3. 9 October 2025 – Telstra denied the cyber attack claims.
4. 13 October 2025 – Threat actor removes Telstra from their leak site. No data was published.

Background

The threat actor "Scattered LAPSUS$ Hunters" claims to have hacked Telstra and stolen 100GB of data. Rivanorth has reviewed the alleged hack and so far there is only a small sample of data released. Telstra is denying the cyber attack according to the Australian Financial Review (AFR). Time will tell as the whole 100GB of data is to be released on the 13th (next Monday) if the ransom isn't paid.

The Claims

The threat actor claims:

• 100GB of data were stolen
• In total, over 19M+ Personally Identifiable Information (PII) records were compromised
• Sample data reviewed by Rivanorth includes employee names, phone numbers, and addresses

Inconsistency: Rivanorth has detected an inconsistency in the claims. The date on the threat actor's site shows July 2023, which raises questions about whether this is a typo, potentially an old breach being resurfaced, or simply a smear campaign?

Telstra's Response

According to the Australian Financial Review (AFR), Telstra has denied that its systems were breached. The telecommunications giant has not confirmed any compromise of their networks or customer data at this time.

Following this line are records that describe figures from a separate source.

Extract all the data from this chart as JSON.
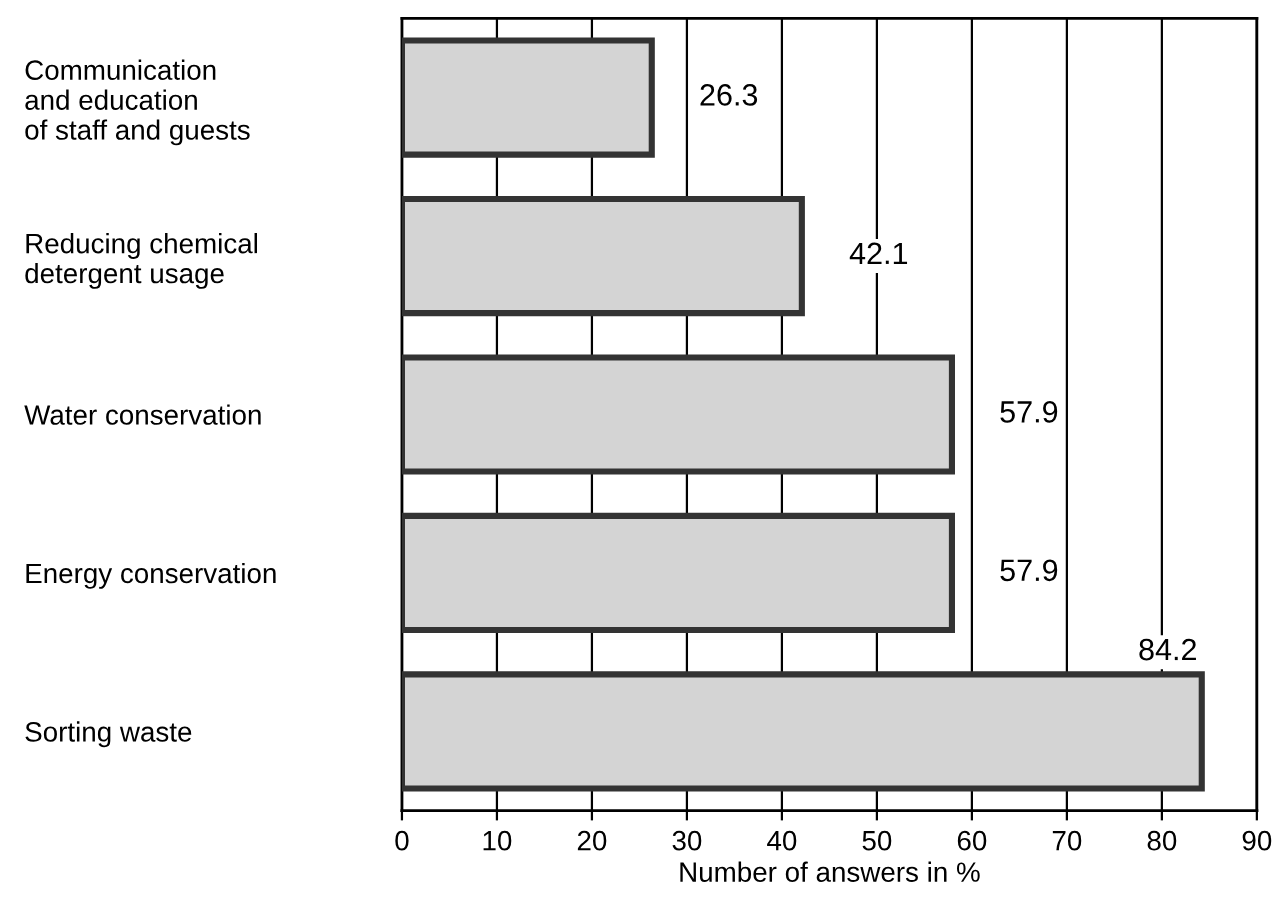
{
  "chart_data": {
    "type": "bar",
    "orientation": "horizontal",
    "categories": [
      "Communication\nand education\nof staff and guests",
      "Reducing chemical\ndetergent usage",
      "Water conservation",
      "Energy conservation",
      "Sorting waste"
    ],
    "values": [
      26.3,
      42.1,
      57.9,
      57.9,
      84.2
    ],
    "color": "#d4d4d4",
    "xlim": [
      0,
      90
    ],
    "xticks": [
      0,
      10,
      20,
      30,
      40,
      50,
      60,
      70,
      80,
      90
    ],
    "xlabel": "Number of answers in %",
    "grid": "x",
    "data_labels": true
  }
}
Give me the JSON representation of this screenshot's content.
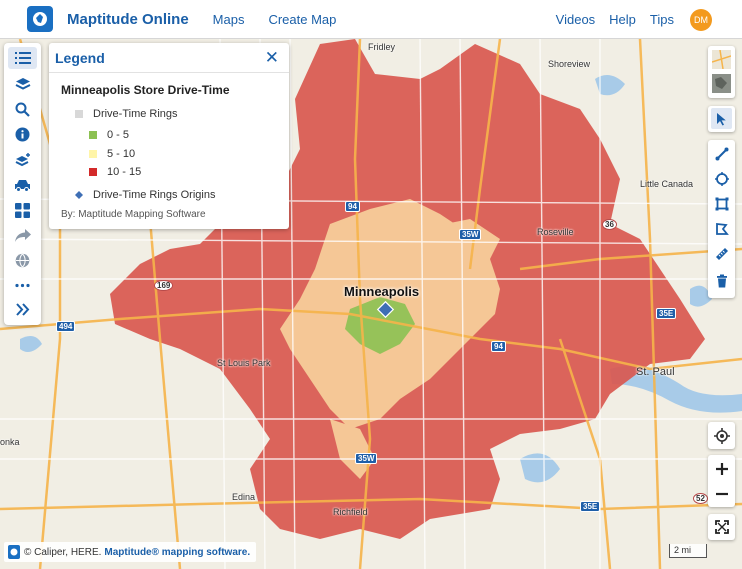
{
  "header": {
    "app_title": "Maptitude Online",
    "nav_left": [
      "Maps",
      "Create Map"
    ],
    "nav_right": [
      "Videos",
      "Help",
      "Tips"
    ],
    "avatar_initials": "DM"
  },
  "legend": {
    "title": "Legend",
    "map_title": "Minneapolis Store Drive-Time",
    "layer_name": "Drive-Time Rings",
    "bins": [
      {
        "label": "0 - 5",
        "color": "#8cc152"
      },
      {
        "label": "5 - 10",
        "color": "#fff5a8"
      },
      {
        "label": "10 - 15",
        "color": "#d32a2a"
      }
    ],
    "origins_label": "Drive-Time Rings Origins",
    "credit": "By: Maptitude Mapping Software"
  },
  "map": {
    "city": "Minneapolis",
    "labels": {
      "fridley": "Fridley",
      "shoreview": "Shoreview",
      "roseville": "Roseville",
      "little_canada": "Little Canada",
      "st_louis_park": "St Louis Park",
      "st_paul": "St. Paul",
      "edina": "Edina",
      "richfield": "Richfield",
      "onka": "onka"
    },
    "shields": {
      "s94_a": "94",
      "s35w_a": "35W",
      "s36": "36",
      "s189": "169",
      "s494": "494",
      "s94_b": "94",
      "s35e_a": "35E",
      "s35w_b": "35W",
      "s35e_b": "35E",
      "s52": "52"
    },
    "colors": {
      "ring_10_15": "#d9584f",
      "ring_5_10": "#f5c796",
      "ring_0_5": "#8cc152",
      "origin": "#3e6fb5"
    }
  },
  "attribution": {
    "text": "© Caliper, HERE.",
    "link": "Maptitude® mapping software."
  },
  "scale": "2 mi"
}
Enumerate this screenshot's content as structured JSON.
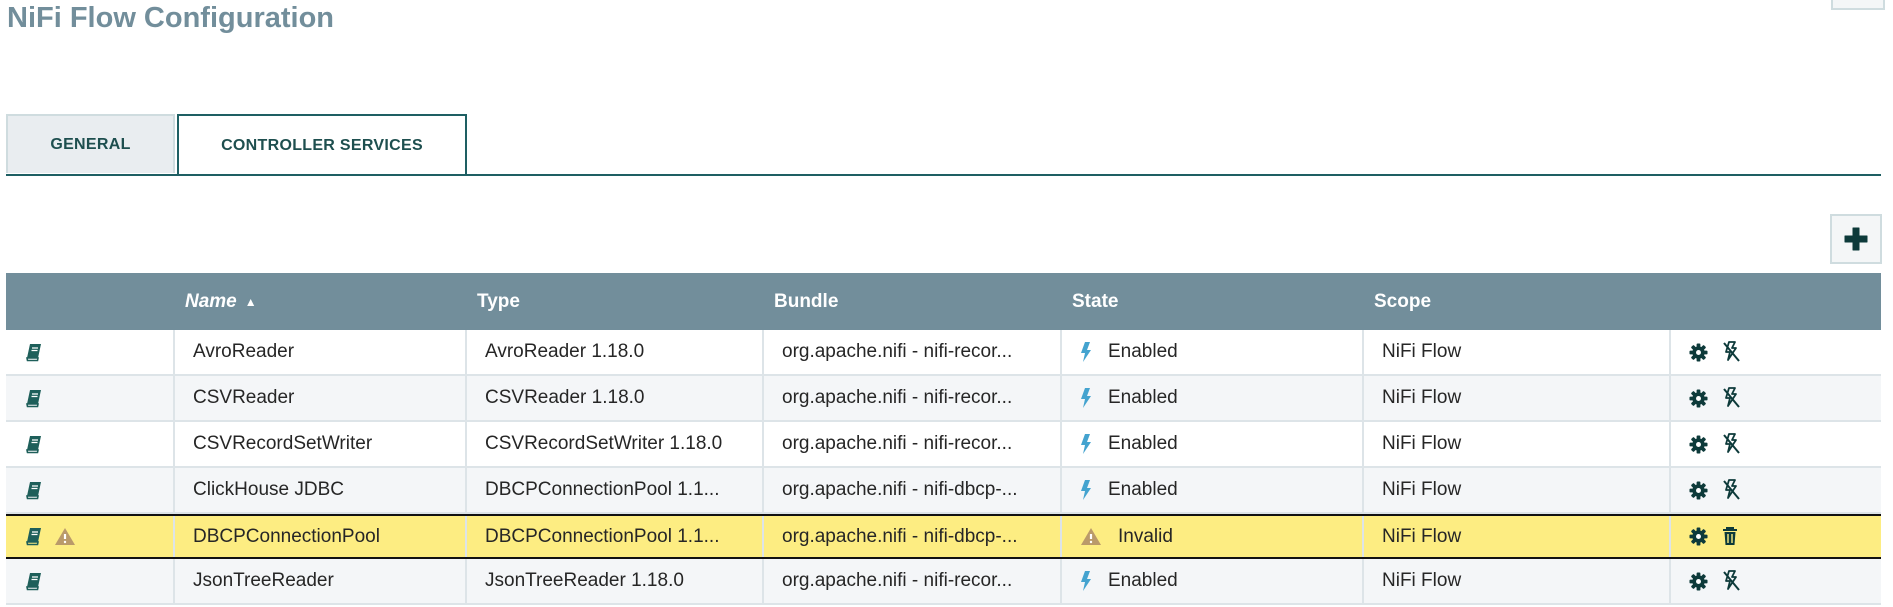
{
  "title": "NiFi Flow Configuration",
  "tabs": [
    {
      "label": "GENERAL",
      "active": false
    },
    {
      "label": "CONTROLLER SERVICES",
      "active": true
    }
  ],
  "add_button_icon": "plus-icon",
  "table": {
    "columns": [
      "",
      "Name",
      "Type",
      "Bundle",
      "State",
      "Scope",
      ""
    ],
    "sort": {
      "column": "Name",
      "direction": "ascending"
    },
    "rows": [
      {
        "name": "AvroReader",
        "type": "AvroReader 1.18.0",
        "bundle": "org.apache.nifi - nifi-recor...",
        "state": "Enabled",
        "scope": "NiFi Flow",
        "warning": false,
        "action2": "disable"
      },
      {
        "name": "CSVReader",
        "type": "CSVReader 1.18.0",
        "bundle": "org.apache.nifi - nifi-recor...",
        "state": "Enabled",
        "scope": "NiFi Flow",
        "warning": false,
        "action2": "disable"
      },
      {
        "name": "CSVRecordSetWriter",
        "type": "CSVRecordSetWriter 1.18.0",
        "bundle": "org.apache.nifi - nifi-recor...",
        "state": "Enabled",
        "scope": "NiFi Flow",
        "warning": false,
        "action2": "disable"
      },
      {
        "name": "ClickHouse JDBC",
        "type": "DBCPConnectionPool 1.1...",
        "bundle": "org.apache.nifi - nifi-dbcp-...",
        "state": "Enabled",
        "scope": "NiFi Flow",
        "warning": false,
        "action2": "disable"
      },
      {
        "name": "DBCPConnectionPool",
        "type": "DBCPConnectionPool 1.1...",
        "bundle": "org.apache.nifi - nifi-dbcp-...",
        "state": "Invalid",
        "scope": "NiFi Flow",
        "warning": true,
        "selected": true,
        "action2": "delete"
      },
      {
        "name": "JsonTreeReader",
        "type": "JsonTreeReader 1.18.0",
        "bundle": "org.apache.nifi - nifi-recor...",
        "state": "Enabled",
        "scope": "NiFi Flow",
        "warning": false,
        "action2": "disable"
      }
    ]
  },
  "colors": {
    "title": "#728e9b",
    "header_bg": "#728e9b",
    "accent": "#1e5f63",
    "enabled_bolt": "#44a3cf",
    "warning": "#ba9a6a",
    "selected_row": "#fded82"
  }
}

Who Are Scattered LAPSUS$ Hunters?

Scattered LAPSUS$ Hunters is a cybercrime alliance that brings together three notorious hacking groups: Scattered Spider, LAPSUS$, and ShinyHunters.

This alliance was first observed in August 2025 when a Telegram channel appeared uniting these three groups. It's an active collaboration where Scattered Spider provides initial access through social engineering, ShinyHunters specialises in data theft and publication, and LAPSUS$ members act as amplifiers and extortionists.

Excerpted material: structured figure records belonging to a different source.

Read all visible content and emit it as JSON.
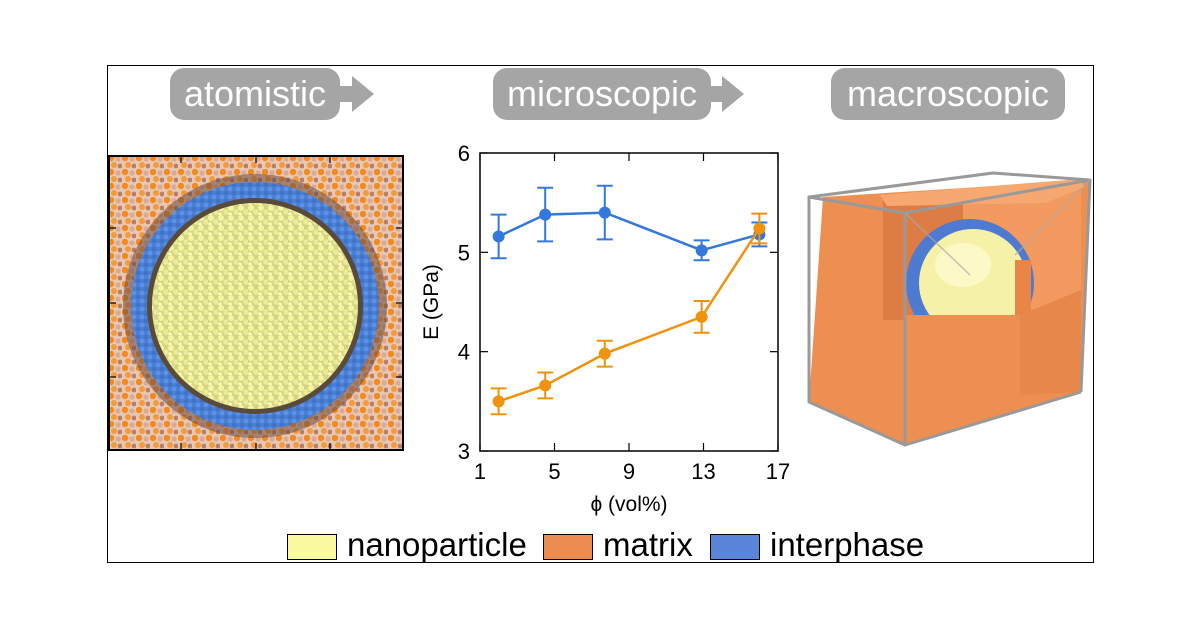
{
  "stages": [
    {
      "label": "atomistic"
    },
    {
      "label": "microscopic"
    },
    {
      "label": "macroscopic"
    }
  ],
  "colors": {
    "nanoparticle": "#fafaa0",
    "matrix": "#ec8c4e",
    "interphase": "#5a86da",
    "series_blue": "#3478dd",
    "series_orange": "#f0920e",
    "pill": "#a5a5a5"
  },
  "legend": [
    {
      "label": "nanoparticle",
      "color": "#fafaa0"
    },
    {
      "label": "matrix",
      "color": "#ec8c4e"
    },
    {
      "label": "interphase",
      "color": "#5a86da"
    }
  ],
  "chart_data": {
    "type": "line",
    "xlabel": "ϕ (vol%)",
    "ylabel": "E (GPa)",
    "xlim": [
      1,
      17
    ],
    "ylim": [
      3,
      6
    ],
    "xticks": [
      1,
      5,
      9,
      13,
      17
    ],
    "yticks": [
      3,
      4,
      5,
      6
    ],
    "grid": false,
    "series": [
      {
        "color": "#3478dd",
        "x": [
          2.0,
          4.5,
          7.7,
          12.9,
          16.0
        ],
        "y": [
          5.16,
          5.38,
          5.4,
          5.02,
          5.18
        ],
        "err": [
          0.22,
          0.27,
          0.27,
          0.1,
          0.12
        ]
      },
      {
        "color": "#f0920e",
        "x": [
          2.0,
          4.5,
          7.7,
          12.9,
          16.0
        ],
        "y": [
          3.5,
          3.66,
          3.98,
          4.35,
          5.24
        ],
        "err": [
          0.13,
          0.13,
          0.13,
          0.16,
          0.15
        ]
      }
    ]
  }
}
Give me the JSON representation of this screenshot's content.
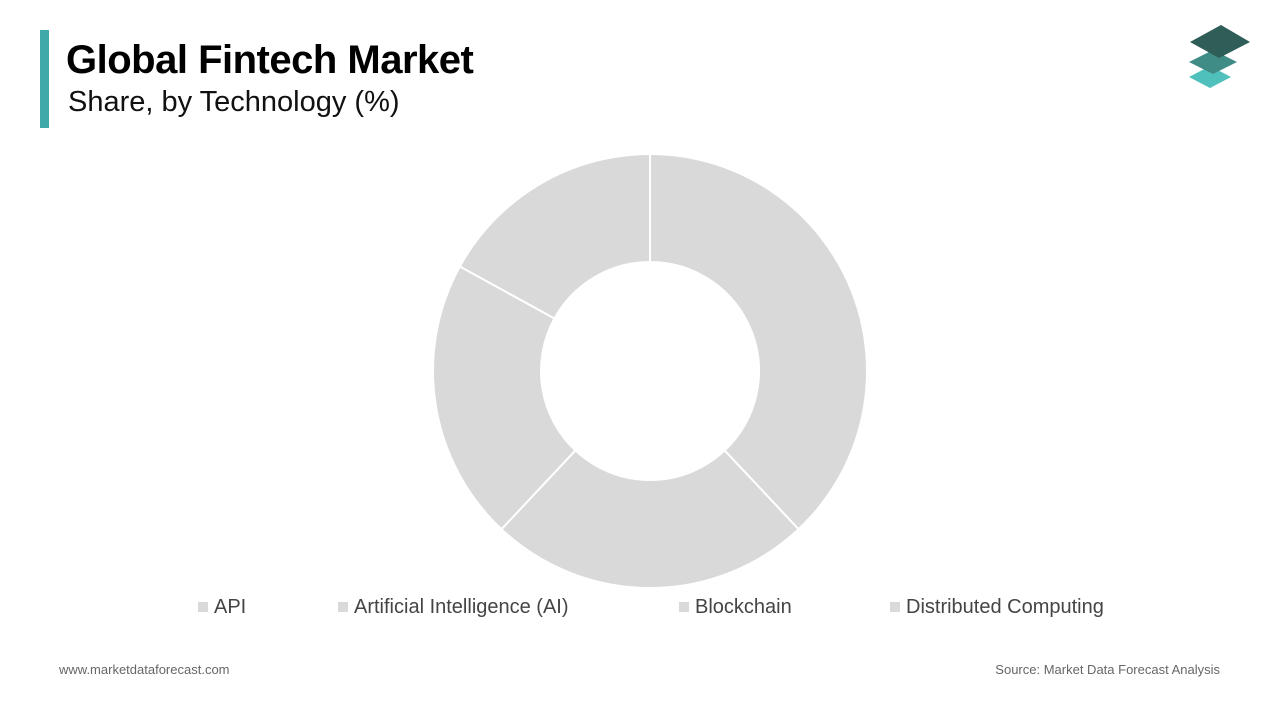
{
  "header": {
    "title": "Global Fintech Market",
    "subtitle": "Share, by Technology (%)"
  },
  "colors": {
    "accent": "#3fa9a9",
    "slice": "#d9d9d9",
    "logo_top": "#2f5d58",
    "logo_mid": "#3f8c86",
    "logo_bottom": "#4fc0bb"
  },
  "chart_data": {
    "type": "pie",
    "categories": [
      "API",
      "Artificial Intelligence (AI)",
      "Blockchain",
      "Distributed Computing"
    ],
    "values": [
      38,
      24,
      21,
      17
    ],
    "legend_position": "bottom"
  },
  "footer": {
    "website": "www.marketdataforecast.com",
    "source": "Source: Market Data Forecast Analysis"
  }
}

All three groups are tied to a broader underground ecosystem known as "The Com", a loosely organised network of English-speaking cybercriminals, often young adults and teenagers, who share tools, trade access, and collaborate on operations.

The group has also previously compromised global giants like Dell, Kuwait Airways, Lycamobile, Verizon, True Corporation & dtac, Red Hat, and Jaguar Land Rover.

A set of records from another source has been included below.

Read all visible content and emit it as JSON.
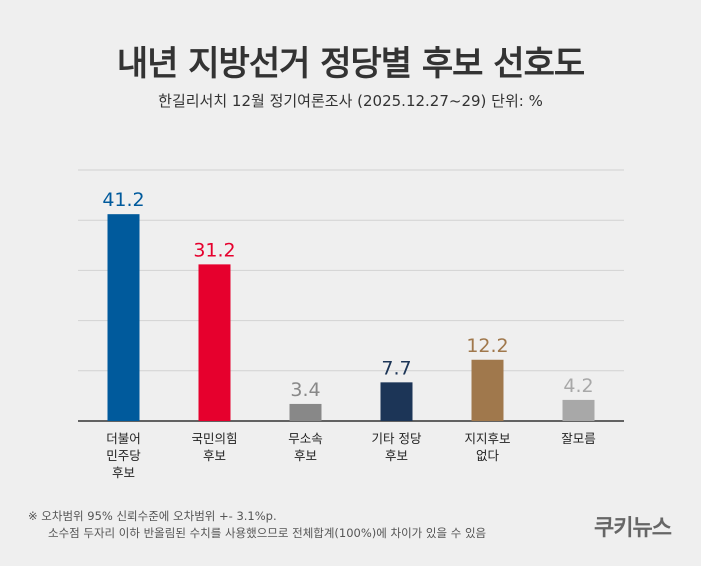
{
  "title": "내년 지방선거 정당별 후보 선호도",
  "subtitle": "한길리서치 12월 정기여론조사 (2025.12.27~29) 단위: %",
  "footnote": {
    "line1": "※ 오차범위 95% 신뢰수준에 오차범위 +- 3.1%p.",
    "line2": "소수점 두자리 이하 반올림된 수치를 사용했으므로 전체합계(100%)에 차이가 있을 수 있음"
  },
  "logo": "쿠키뉴스",
  "chart_data": {
    "type": "bar",
    "categories": [
      [
        "더불어",
        "민주당",
        "후보"
      ],
      [
        "국민의힘",
        "후보"
      ],
      [
        "무소속",
        "후보"
      ],
      [
        "기타 정당",
        "후보"
      ],
      [
        "지지후보",
        "없다"
      ],
      [
        "잘모름"
      ]
    ],
    "values": [
      41.2,
      31.2,
      3.4,
      7.7,
      12.2,
      4.2
    ],
    "bar_colors": [
      "#005a9c",
      "#e6002d",
      "#888888",
      "#1c3557",
      "#a0784c",
      "#a8a8a8"
    ],
    "label_colors": [
      "#005a9c",
      "#e6002d",
      "#888888",
      "#1c3557",
      "#a0784c",
      "#a8a8a8"
    ],
    "ylim": [
      0,
      50
    ],
    "grid": true
  }
}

Understanding Data Extortion Attacks

This type of attack is known as a data extortion or "double extortion" attack. Unlike traditional ransomware that encrypts files and demands payment for decryption, data extortion works differently:

1. Initial Access: The attackers gain entry to a company's systems, typically through social engineering techniques like phishing or vishing (voice phishing)
2. Data Exfiltration: They steal sensitive data, in this case, allegedly 100GB of information
3. Extortion Demand: The attackers threaten to publish the stolen data publicly unless a ransom is paid
4. Public Pressure: By listing victims on dark web leak sites and setting deadlines, they create urgency and embarrassment to pressure organisations into paying

This is sometimes called "double extortion" when combined with traditional ransomware, but in cases like this where only data theft and the threat of publication are involved, it's simply data extortion or theft-based extortion.

The tactic is particularly effective because even if a company has good backups and can recover from encryption, they cannot "un-steal" data that's already been exfiltrated. The threat of reputational damage, regulatory fines, and customer trust erosion makes this a powerful leverage point for cybercriminals.

The Importance of Accurate Third-Party Risk Intelligence

This incident underscores why having accurate and trusted data on your third parties is critical to correctly understanding your risk exposure. In the initial stages of this threat, organisations needed to quickly assess whether Telstra was part of their supply chain and what their potential exposure could be.

Rivanorth Oko provides real-time dark web and third-party security monitoring, where initial alerts that are not backed by actual findings are listed as low risk first. Only if confirmed does the risk get adjusted depending on what is found. This approach helps organisations avoid unnecessary panic while remaining vigilant to genuine threats.

While threats continue to evolve, it's crucial to balance early warnings with accurate intelligence to make informed decisions about your cybersecurity posture.